Outra tarde eu estava entrando na locadora quando ouvi a atendente gritar lá de dentro: "aline! hoje tem House!". Isso me fez pensar no quanto é boa a sensação de familiaridade, especialmente quando se está mais fragilizado. Tudo na minha vida gira com essa nota de costume: os amigos de década, o oftalmologista da família inteira, a ginecologista que é a mesma desde a primeira consulta, os vizinhos há quase quinze anos. Todo mundo adora se sentir em casa, claro.
Com o cabeleireiro ontem foi a mesma coisa. Desde que descobri Mário não concebo cortar o cabelo com outro. Pra mim é um spa: fico a tarde inteira naquele casarão antigo, no absoluto silêncio. É um dos poucos lugares onde ninguém te aperreia nem tem alguma musiquinha insuportável tocando no fundo. É um ritual. Quando chego, ele sempre me faz sentar por uns bons minutos, pra respirar (só o trânsito até chegar lá já me exaspera). Depois conversamos amenidades, e ele pergunta por mariana e mamãe. Sento-me na cadeira e começamos a discutir o que fazer com o cabelo. Ele faz algumas ponderações, depois pede licença para pegar nos fios e examiná-los com cuidado. Ontem sugeriu que eu não prendesse tanto o rabo de cavalo: o hábito deixava marcas visíveis.
Só depois pergunta se pode passar a tesoura.
Ontem , quando Mário perguntou se eu queria mudanças, percebi que tinham sido muitas. Pedi então que ele cortasse o quanto achasse necessário, porque eu queria me livrar de todo o cabelo velho. Familiaridade é ótimo, mas o tempo todo é coisa de gente que já morreu e ainda não se deu conta; a estranheza é um antídoto precioso e necessário.

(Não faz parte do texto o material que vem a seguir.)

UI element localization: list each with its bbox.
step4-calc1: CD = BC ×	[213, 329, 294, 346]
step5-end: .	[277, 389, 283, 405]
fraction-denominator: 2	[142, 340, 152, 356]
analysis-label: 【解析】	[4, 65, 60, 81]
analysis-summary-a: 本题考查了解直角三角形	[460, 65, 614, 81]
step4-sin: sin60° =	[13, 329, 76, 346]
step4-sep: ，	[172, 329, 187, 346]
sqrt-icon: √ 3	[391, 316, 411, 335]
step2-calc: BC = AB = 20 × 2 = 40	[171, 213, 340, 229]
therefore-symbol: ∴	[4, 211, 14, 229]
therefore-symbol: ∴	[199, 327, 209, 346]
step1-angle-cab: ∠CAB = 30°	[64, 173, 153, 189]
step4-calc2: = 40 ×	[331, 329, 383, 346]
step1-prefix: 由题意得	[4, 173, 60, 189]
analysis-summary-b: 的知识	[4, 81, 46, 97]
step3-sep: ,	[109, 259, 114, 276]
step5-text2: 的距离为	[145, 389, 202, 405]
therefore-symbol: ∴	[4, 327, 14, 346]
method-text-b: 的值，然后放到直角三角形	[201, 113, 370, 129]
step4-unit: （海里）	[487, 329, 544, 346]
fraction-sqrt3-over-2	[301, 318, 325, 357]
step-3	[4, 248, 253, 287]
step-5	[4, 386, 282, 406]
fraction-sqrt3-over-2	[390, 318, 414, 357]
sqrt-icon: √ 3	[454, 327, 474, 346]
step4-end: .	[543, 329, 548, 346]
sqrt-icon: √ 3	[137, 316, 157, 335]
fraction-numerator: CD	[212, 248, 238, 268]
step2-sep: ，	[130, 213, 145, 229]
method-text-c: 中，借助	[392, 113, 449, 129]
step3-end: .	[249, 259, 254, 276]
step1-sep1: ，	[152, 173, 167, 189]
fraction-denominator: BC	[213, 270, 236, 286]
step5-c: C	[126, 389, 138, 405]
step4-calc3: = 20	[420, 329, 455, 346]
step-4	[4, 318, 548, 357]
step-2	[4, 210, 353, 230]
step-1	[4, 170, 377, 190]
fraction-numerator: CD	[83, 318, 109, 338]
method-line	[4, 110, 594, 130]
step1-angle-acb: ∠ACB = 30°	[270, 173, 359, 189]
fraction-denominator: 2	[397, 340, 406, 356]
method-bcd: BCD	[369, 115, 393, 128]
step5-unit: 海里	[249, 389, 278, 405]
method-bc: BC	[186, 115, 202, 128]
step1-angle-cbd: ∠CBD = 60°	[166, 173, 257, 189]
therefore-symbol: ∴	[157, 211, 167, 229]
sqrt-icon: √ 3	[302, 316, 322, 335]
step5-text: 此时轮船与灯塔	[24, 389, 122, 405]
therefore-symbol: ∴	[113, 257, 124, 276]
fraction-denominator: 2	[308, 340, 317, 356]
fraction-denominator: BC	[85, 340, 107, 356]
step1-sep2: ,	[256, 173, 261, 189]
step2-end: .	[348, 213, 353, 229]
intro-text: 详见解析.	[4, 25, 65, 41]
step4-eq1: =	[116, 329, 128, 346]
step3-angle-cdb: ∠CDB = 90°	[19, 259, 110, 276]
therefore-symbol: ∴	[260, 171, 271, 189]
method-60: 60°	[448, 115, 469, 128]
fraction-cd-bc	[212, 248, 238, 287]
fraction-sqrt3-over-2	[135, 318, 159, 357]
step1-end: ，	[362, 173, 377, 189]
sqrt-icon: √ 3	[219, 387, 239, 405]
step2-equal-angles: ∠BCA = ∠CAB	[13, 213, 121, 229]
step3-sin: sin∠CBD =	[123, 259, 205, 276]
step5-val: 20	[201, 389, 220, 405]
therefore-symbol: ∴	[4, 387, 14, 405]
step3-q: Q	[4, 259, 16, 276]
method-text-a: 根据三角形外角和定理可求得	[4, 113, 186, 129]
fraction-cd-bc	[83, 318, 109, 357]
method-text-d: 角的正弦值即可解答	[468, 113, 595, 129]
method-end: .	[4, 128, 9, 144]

Mário me olhou assustado, confirmou se era isso mesmo o que eu queria, se poderia cortar. Disse-lhe que sim, claro. Ele sorriu, esfregou as mãos com um sorriso de menino treloso, e soltou: "eu adoro quando ela chega aqui assim, com essa
vontade toda".
E eu me senti limpa vendo cair longas mechas do meu cabelo; essas mechas que tinham vivido tanta coisa, e que ainda guardavam lembranças.